Must Consume Everything

Monday, July 14 2003

I’m probably echoing what’s already been said, but it occurs to me that things in the blogosphere aren’t as they could be.

There are so many weblogs now – more than I know. You could tell me there are ten thousand and I’d believe you just as easily as if you told me there are 3 million. I only read about ten, at the most, and it’s because I don’t want to take the effort to find new ones. There are so many, I don’t even know where to start.

Because I know there is good unknown content out there, I’ve installed tools like Newsgator

and other “feed” based tools to help me discover new content, but rarely do I discover anything, except that the feed doesn’t work, or I’m back to the problem of finding new feeds.

Something needs to be done. Anil mentioned something at SXSW that I thought he was saying with a bit of sarcasm at first, but realize now that he was probably being more serious than I assumed (and foreshadowing services like TypePad at the same time).

He said something alluding to the fact that we should be able to search 20,000 weblogs at a time. At first it sounded crazy and impractical. Why would I want that much data when perhaps only a small percentage of it would interest me.

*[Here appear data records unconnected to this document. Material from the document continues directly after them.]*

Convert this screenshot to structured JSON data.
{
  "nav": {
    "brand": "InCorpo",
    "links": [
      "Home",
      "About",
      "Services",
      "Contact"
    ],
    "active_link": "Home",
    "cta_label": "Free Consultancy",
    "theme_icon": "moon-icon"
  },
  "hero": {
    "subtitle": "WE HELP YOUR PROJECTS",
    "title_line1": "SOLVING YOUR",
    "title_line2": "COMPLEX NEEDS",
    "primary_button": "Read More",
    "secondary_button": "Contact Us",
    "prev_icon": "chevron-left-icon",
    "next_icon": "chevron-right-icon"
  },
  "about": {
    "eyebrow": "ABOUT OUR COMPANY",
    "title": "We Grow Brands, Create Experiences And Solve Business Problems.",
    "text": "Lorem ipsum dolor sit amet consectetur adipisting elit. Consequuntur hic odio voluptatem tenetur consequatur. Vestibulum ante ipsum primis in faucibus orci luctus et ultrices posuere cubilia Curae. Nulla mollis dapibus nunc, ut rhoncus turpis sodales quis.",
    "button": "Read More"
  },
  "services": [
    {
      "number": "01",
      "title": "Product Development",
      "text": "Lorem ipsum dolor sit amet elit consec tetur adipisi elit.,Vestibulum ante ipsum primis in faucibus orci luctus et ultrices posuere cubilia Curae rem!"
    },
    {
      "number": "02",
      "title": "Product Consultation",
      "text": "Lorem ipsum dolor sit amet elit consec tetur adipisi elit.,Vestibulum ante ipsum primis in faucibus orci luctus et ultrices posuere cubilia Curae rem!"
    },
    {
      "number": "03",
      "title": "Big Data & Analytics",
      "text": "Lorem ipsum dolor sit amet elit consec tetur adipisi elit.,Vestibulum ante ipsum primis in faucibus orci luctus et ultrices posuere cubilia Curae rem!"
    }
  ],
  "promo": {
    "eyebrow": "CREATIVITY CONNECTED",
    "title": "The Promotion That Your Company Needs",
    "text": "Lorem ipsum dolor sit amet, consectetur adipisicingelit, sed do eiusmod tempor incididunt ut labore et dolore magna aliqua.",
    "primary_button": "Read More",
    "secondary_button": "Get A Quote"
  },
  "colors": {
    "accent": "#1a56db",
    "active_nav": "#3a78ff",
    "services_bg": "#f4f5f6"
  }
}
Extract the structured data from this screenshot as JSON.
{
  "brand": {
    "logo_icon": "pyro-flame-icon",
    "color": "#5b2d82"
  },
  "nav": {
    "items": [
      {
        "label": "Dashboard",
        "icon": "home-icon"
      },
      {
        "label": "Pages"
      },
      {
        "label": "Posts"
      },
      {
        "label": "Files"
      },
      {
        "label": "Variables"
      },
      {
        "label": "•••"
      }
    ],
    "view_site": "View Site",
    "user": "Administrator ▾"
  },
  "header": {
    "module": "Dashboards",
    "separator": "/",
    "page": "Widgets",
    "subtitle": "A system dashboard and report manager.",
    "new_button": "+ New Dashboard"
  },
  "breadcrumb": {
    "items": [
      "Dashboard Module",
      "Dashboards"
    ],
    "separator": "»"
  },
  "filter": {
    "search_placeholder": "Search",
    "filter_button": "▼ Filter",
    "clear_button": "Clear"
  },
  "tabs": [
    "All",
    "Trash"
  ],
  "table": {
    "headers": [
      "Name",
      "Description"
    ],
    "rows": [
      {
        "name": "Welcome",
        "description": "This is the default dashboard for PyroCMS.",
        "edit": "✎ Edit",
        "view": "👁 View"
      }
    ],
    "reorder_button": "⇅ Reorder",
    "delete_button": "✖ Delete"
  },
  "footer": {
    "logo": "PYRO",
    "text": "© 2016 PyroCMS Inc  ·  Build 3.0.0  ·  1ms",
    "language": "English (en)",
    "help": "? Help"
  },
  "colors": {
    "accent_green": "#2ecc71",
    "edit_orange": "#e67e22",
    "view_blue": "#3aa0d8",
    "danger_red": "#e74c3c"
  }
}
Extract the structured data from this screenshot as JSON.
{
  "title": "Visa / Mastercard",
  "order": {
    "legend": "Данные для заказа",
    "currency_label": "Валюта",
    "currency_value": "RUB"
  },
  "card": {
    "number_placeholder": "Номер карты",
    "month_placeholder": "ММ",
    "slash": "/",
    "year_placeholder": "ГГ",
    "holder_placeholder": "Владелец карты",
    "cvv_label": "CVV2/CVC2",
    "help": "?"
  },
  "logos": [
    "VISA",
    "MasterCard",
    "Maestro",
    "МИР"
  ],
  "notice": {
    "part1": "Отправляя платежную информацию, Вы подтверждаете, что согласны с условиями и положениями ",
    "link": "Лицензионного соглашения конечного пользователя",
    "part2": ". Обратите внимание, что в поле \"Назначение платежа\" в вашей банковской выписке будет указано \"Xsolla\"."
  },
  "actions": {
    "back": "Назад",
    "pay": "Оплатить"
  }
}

That’s exactly the point I think he was trying to make. If I have thousands of blog entries at my finger tips I can do some pretty amazing things. I can make relationships with the entries, I can categorize them, I can search against them, I can find new content very easily. By having thousands of available weblogs I would at least be able to find the small percentage of weblogs I’m interested in.

So basically what I want is a relational database snapshot of the entire blogoshere. I want a data warehouse that I can perform not only statistical analysis on, but make intelligent relationships between blog entries. I want to be able to see trends appear, spot memes as they’re happening. I want a stock ticker that tells me the common theme for the day.

I once set about making this tool. Getting the data wasn’t difficult. I built some functions to grab XML based feeds and stored them in a database. But the trials of importing all the different flavors of properly formed XML, let alone poorly formed XML, were great. There are far too many formats, and versions of formats, and unknown formats.

So I gave up. I now I sit and wait for someone else to make it.